Monday, 3 July 2017

King of the Hill: seasons 7&8

This show began to lose its way a little by taking a show with the central premise of being believable and down-to-earth and introducing whacky and far-fetched scenarios, and that really showed in season 7.

The season had too much that was too far-fetched. Bobby got fooled into making drugs. Dale leads the gang in hunting Chuck Mangione through a megastore at night. A pork magnate tries to transform Luanne into a woman from an advertising illustration, and himself into a pig. Instead of small-town foibles and recognisable characters, the show starts dealing with people who think they’re wizards, sexy female pest exterminators, stereotyped bikers and vision quests. I guess dancing with dogs just about passes as familiar ground for middle-class America, but it’s a weird story.

There’s one great episode, though, finally filling in a pretty big gap in a show about Texas, which sees Hank embarrassed when his dog Ladybird appears to be racist. It raises some pretty important questions about this setting, previously left at ‘Are you Chinese or are you Japanese?’, so it was good to see development at last.

That aside, Season 7 mostly left me with the feeling that the show was in decline, I have to say. However, King of the Hill got back on track somewhat in the eighth season. 

Yes, there are still some parts that go a little over-the-top, like Luanne protesting from the mouth of a giant mechanical mascot, a TV star coming to stay or Hank finding himself having to decide whether or not to let part of the town flood in a downpour of rain, but the vast majority of these episodes are believable scenarios about everyday problems – like Bobby wanting to get out of showering after sports or Hank getting a bad back.

The character of Peggy is going a little too strange at this point. She was originally a very subtle character, a little too full of herself yet very slow to read between the lines, but in episodes about her getting a chance to be an artist or taking pictures of a Flat Stanley doll, she crosses the line to being outright delusional and probably psychotic. She provided the highlights of several past seasons, but now she’s just a little too much. I suppose it’s an example of Flanderisation.

There are extremely big-name guest stars in this season. Brad Pitt has a lot of fun as Boomhauer’s brother in a performance that may as well have just been Mike Judge speaking in a slightly different register. Lindsey Lohan, early in her career, plays a love interest for Bobby. And then there’s Johnny Depp hamming it up as a conceited yoga instructor. None of them get in the way of the episode or draw undue attention, and it’s pretty likely only very big fans would recognise any of them before the credits. Ben Stiller also has a role as an annoying guy who thinks he’s far funnier than he is…meta humour, there, perhaps?

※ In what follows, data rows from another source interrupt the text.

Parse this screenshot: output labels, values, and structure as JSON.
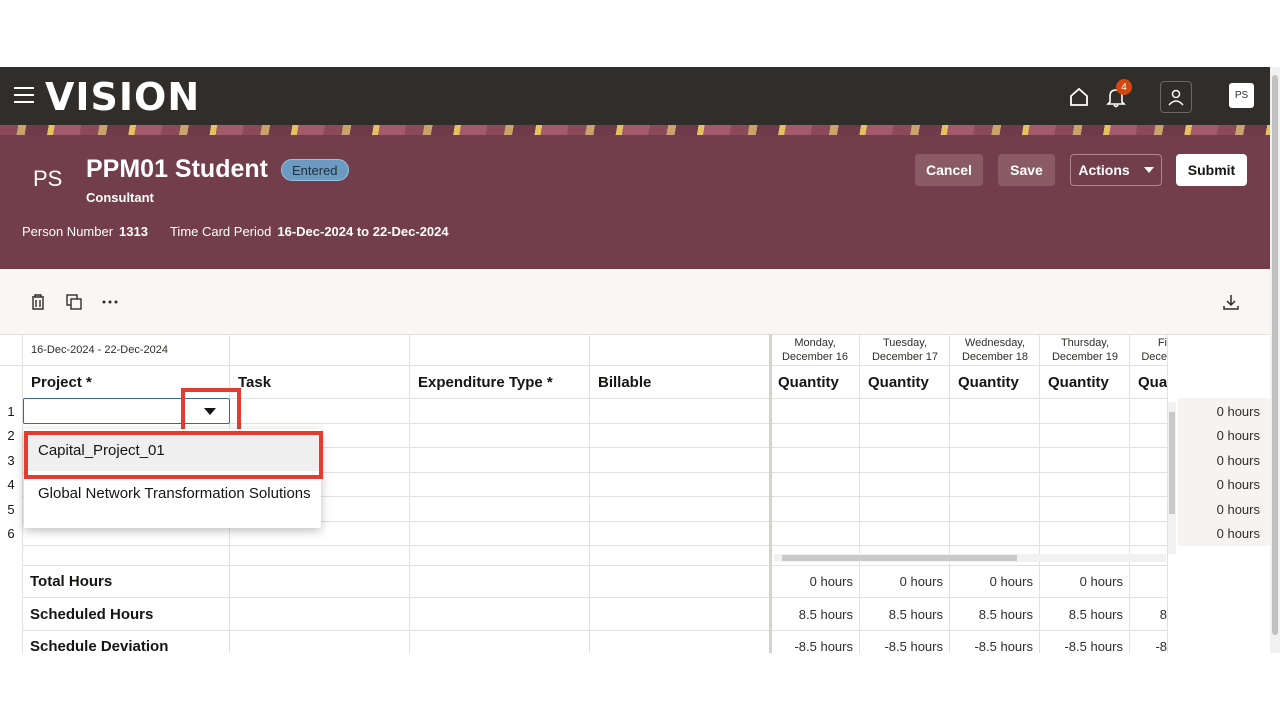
{
  "app": {
    "logo": "VISION",
    "notification_count": "4",
    "avatar_initials": "PS"
  },
  "person": {
    "initials": "PS",
    "name": "PPM01 Student",
    "status": "Entered",
    "role": "Consultant",
    "person_number_label": "Person Number",
    "person_number": "1313",
    "period_label": "Time Card Period",
    "period": "16-Dec-2024 to 22-Dec-2024"
  },
  "actions": {
    "cancel": "Cancel",
    "save": "Save",
    "actions": "Actions",
    "submit": "Submit"
  },
  "grid": {
    "range": "16-Dec-2024 - 22-Dec-2024",
    "columns": {
      "project": "Project *",
      "task": "Task",
      "expenditure": "Expenditure Type *",
      "billable": "Billable"
    },
    "days": [
      {
        "line1": "Monday,",
        "line2": "December 16",
        "qty": "Quantity"
      },
      {
        "line1": "Tuesday,",
        "line2": "December 17",
        "qty": "Quantity"
      },
      {
        "line1": "Wednesday,",
        "line2": "December 18",
        "qty": "Quantity"
      },
      {
        "line1": "Thursday,",
        "line2": "December 19",
        "qty": "Quantity"
      },
      {
        "line1": "Fi",
        "line2": "Dece",
        "qty": "Qua"
      }
    ],
    "rows": [
      {
        "num": "1",
        "hours": "0 hours"
      },
      {
        "num": "2",
        "hours": "0 hours"
      },
      {
        "num": "3",
        "hours": "0 hours"
      },
      {
        "num": "4",
        "hours": "0 hours"
      },
      {
        "num": "5",
        "hours": "0 hours"
      },
      {
        "num": "6",
        "hours": "0 hours"
      }
    ],
    "summary": {
      "total": {
        "label": "Total Hours",
        "values": [
          "0 hours",
          "0 hours",
          "0 hours",
          "0 hours"
        ]
      },
      "scheduled": {
        "label": "Scheduled Hours",
        "values": [
          "8.5 hours",
          "8.5 hours",
          "8.5 hours",
          "8.5 hours",
          "8"
        ]
      },
      "deviation": {
        "label": "Schedule Deviation",
        "values": [
          "-8.5 hours",
          "-8.5 hours",
          "-8.5 hours",
          "-8.5 hours",
          "-8"
        ]
      }
    }
  },
  "dropdown": {
    "options": [
      "Capital_Project_01",
      "Global Network Transformation Solutions"
    ]
  },
  "colors": {
    "header": "#733e4b",
    "topbar": "#312d2a",
    "highlight": "#e53b30",
    "status": "#6b9bc1"
  }
}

Some very memorable episodes worked out well here, like Hank hiring a big rig to play at being truckers for a while, or Bill managing to be popular by pretending to be gay – which sounds like it would be offensive but of course only highlights the ridiculousness of exaggerated perceptions of minorities.
At this stage there is a slight feeling of the show being played out. I’m not sure what the remaining 5 seasons will bring to the premise. But I’m still willing to find out, and the show remains a fun, now comfortingly familiar, piece of TV.